Film Reviews
Rob Zombie is now pretty much the antichrist for fans of the original John Carpenter classic. He turned an emotionless, coldly efficient and terrifying killer into a bullied child with Daddy issues in the first film, and has now buffed him up once more for this ill-advised, horribly nonsensical sequel. Everything that was great about the original is completely gone here, as Zombie seems intent on shoving his own, grubby, red neck vision into the franchise. You can respect the man wanting to do something different, but why he insists on calling these two films 'Halloween' is beyond me, as they're subpar slasher movies at best, and God-awful remakes to anyone that recalls the groundbreaking first film with any sort of fondness.

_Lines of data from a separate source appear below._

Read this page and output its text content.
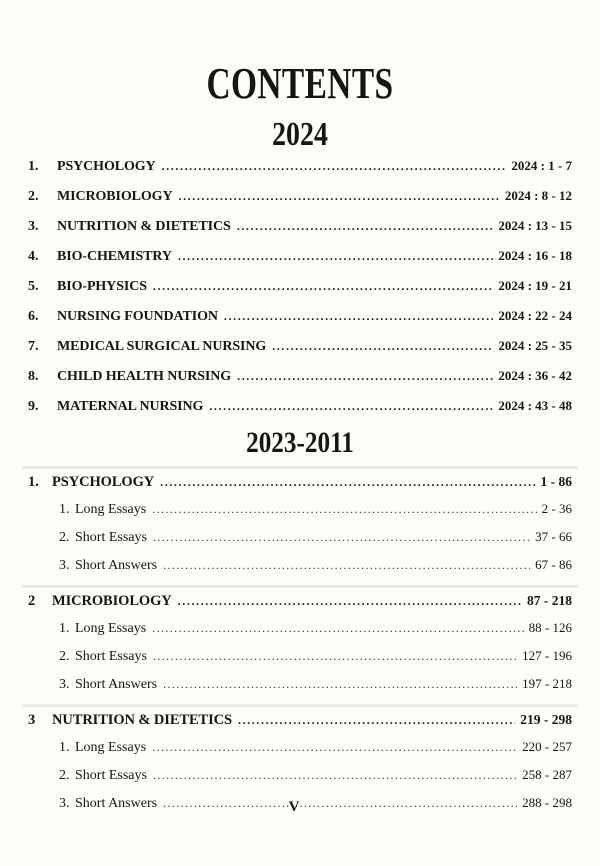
CONTENTS
2024
1.	PSYCHOLOGY .....	2024 : 1 - 7
2.	MICROBIOLOGY .....	2024 : 8 - 12
3.	NUTRITION & DIETETICS .....	2024 : 13 - 15
4.	BIO-CHEMISTRY .....	2024 : 16 - 18
5.	BIO-PHYSICS .....	2024 : 19 - 21
6.	NURSING FOUNDATION .....	2024 : 22 - 24
7.	MEDICAL SURGICAL NURSING .....	2024 : 25 - 35
8.	CHILD HEALTH NURSING .....	2024 : 36 - 42
9.	MATERNAL NURSING .....	2024 : 43 - 48
2023-2011
1. PSYCHOLOGY .....	1 - 86
1. Long Essays .....	2 - 36
2. Short Essays .....	37 - 66
3. Short Answers .....	67 - 86
2	MICROBIOLOGY .....	87 - 218
1. Long Essays .....	88 - 126
2. Short Essays .....	127 - 196
3. Short Answers .....	197 - 218
3	NUTRITION & DIETETICS .....	219 - 298
1. Long Essays .....	220 - 257
2. Short Essays .....	258 - 287
3. Short Answers .....	288 - 298
V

Michael Myers aint dead, people, he was just taking a break. After leaving his sister alone for a year, he's back, and intent on forcing a family reunion. After an opening dream sequence, that's an obvious nod to the first Halloween 2, we meet a still-in-shock Laurie Strode, who seems to have contracted her brother's mentalness. It's pretentious visions ahoy, as Laurie starts to see images of her slain sister, just as her brother does before going on a killing spree of epic proportions. Meanwhile, Dr. Loomas has gone and written a book about the whole thing and seems intent on making some clams from his traumatic experience.
Trying desperately to replicate the brilliant, gritty horrors of the 70s, Zombie has instead assembled an incoherent mess of a movie, that delivers cluttered gore in abundance, but fails on every other level. Trying to give Michael Myers a reason as to why he kills people was a silly idea in the first place, but trying to say his sister also has "the killing gene" is utterly ridiculous. Even the kills are repetitive and dull - Myers constantly throwing people against things is not innovative horror.
The original sequel wasn't a patch on its predecessor, but had a unique angle, in that it was set directly after the first film and in one location. This one, well, it's uniquely awful.